Meine Familie unterstützt mich bei meiner Arbeit. Ich schätze ihre Nähe und Hilfsbereitschaft. Außerdem kommen jedes Jahr viele Kinder und Jugendliche aus verschiedenen Regionen des Landes, um meine Galerie zu besuchen und mir zu helfen. So veranstalte ich zum Beispiel das Projekt „Fohlen“ für junge Leute – dazu gehören neben Workshops auch mehrere Wettbewerbe. Ich bringe den jungen Teilnehmern hier bei, dass man mit Müll sorgfältig und seriös arbeiten muss. Denn er selbst ist ja schon ein schlechtes und wertloses Material.
Welche Erfolge konnten Sie mit Ihrer Kunst bisher feiern?
Ich hatte nie die Absicht mit meiner Kunst berühmt zu werden. Meine erste Ausstellung fand 2006 statt. Inzwischen ist meine Arbeit sehr gefragt. Mein Weg ist schwer, aber interessant. Und je weiter ich gehe, desto erfolgreicher werde ich.
Wo kann man sich Ihre Werke ansehen? Veranstalten Sie auch auswärtige Ausstellungen?
In meiner Galerie gibt es eine ständig funktionierende Ausstellung. Außerdem habe ich schon zusätzlich 22 auswärtige Expositionen binnen neun Jahren durchgeführt – was ich für einen Riesenerfolg halte. Ich war in Sankt Petersburg, Sotschi, Krasnodar und Novorosiisk. Außerdem war ich mit meiner Kunst bereits in Museen in Bulgarien, Rumänien, Spanien und der Ukraine.
In Deutschland war ich leider noch nicht. Aber vor Kurzem habe ich mein kulturökologisches Projekt in Sankt Petersburg auf der internationalen Konferenz „Ökologie und die Gesellschaftsentwicklung“ vorgestellt.
Was könnten Sie abschließend allen raten, die, wie Sie, unsere Erde retten möchten? Wie kann man selbst ein Umweltprojekt starten?

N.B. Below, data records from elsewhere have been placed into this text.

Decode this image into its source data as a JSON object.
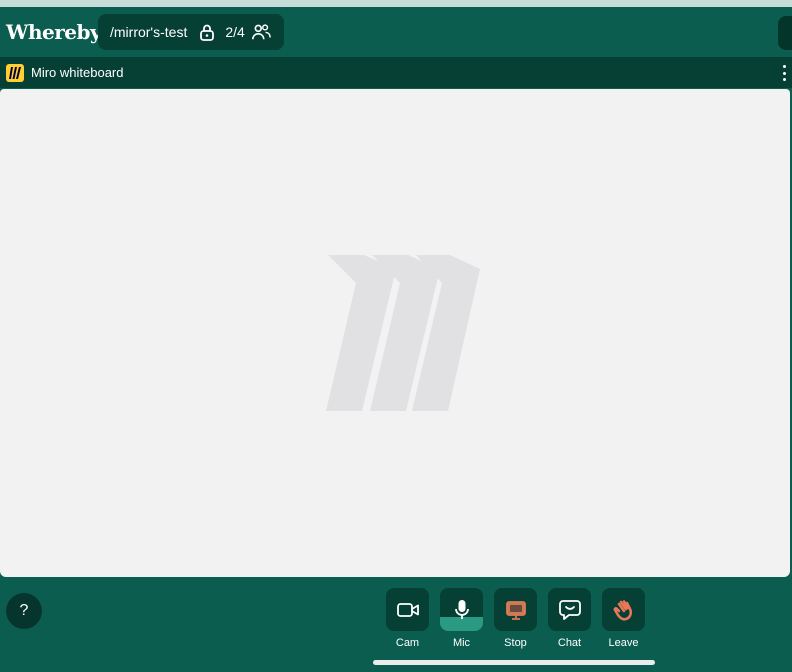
{
  "app": {
    "logo_text": "Whereby"
  },
  "room": {
    "name": "/mirror's-test",
    "participant_count": "2/4",
    "icons": [
      "lock-icon",
      "people-icon"
    ]
  },
  "whiteboard": {
    "title": "Miro whiteboard",
    "logo_color": "#ffd02f"
  },
  "help": {
    "label": "?"
  },
  "controls": [
    {
      "id": "cam",
      "label": "Cam",
      "icon": "camera-icon"
    },
    {
      "id": "mic",
      "label": "Mic",
      "icon": "microphone-icon",
      "active": true
    },
    {
      "id": "stop",
      "label": "Stop",
      "icon": "screen-share-icon"
    },
    {
      "id": "chat",
      "label": "Chat",
      "icon": "chat-icon"
    },
    {
      "id": "leave",
      "label": "Leave",
      "icon": "waving-hand-icon"
    }
  ],
  "colors": {
    "background": "#0b5e4f",
    "panel": "#063f34",
    "canvas": "#f2f2f2",
    "mic_active": "#2a9a82",
    "stop_accent": "#e07a50",
    "leave_accent": "#e8765a"
  }
}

Wer selbst ein Umweltprojekt starten möchte, muss sich erst einmal überlegen, von welcher Seite er sich dem Thema nähern will. Ich habe mich damals für die Kunst entschieden. Im Internet findet man aber auch noch viele andere Projekte, die einen inspirieren können oder an denen man sich beteiligen kann.
Text: Dmitry Erokhin Teaserbild: U.S. Fish and Wildlife Service Headquarters, flickr.com, CC-Lizenz (CC BY 2.0)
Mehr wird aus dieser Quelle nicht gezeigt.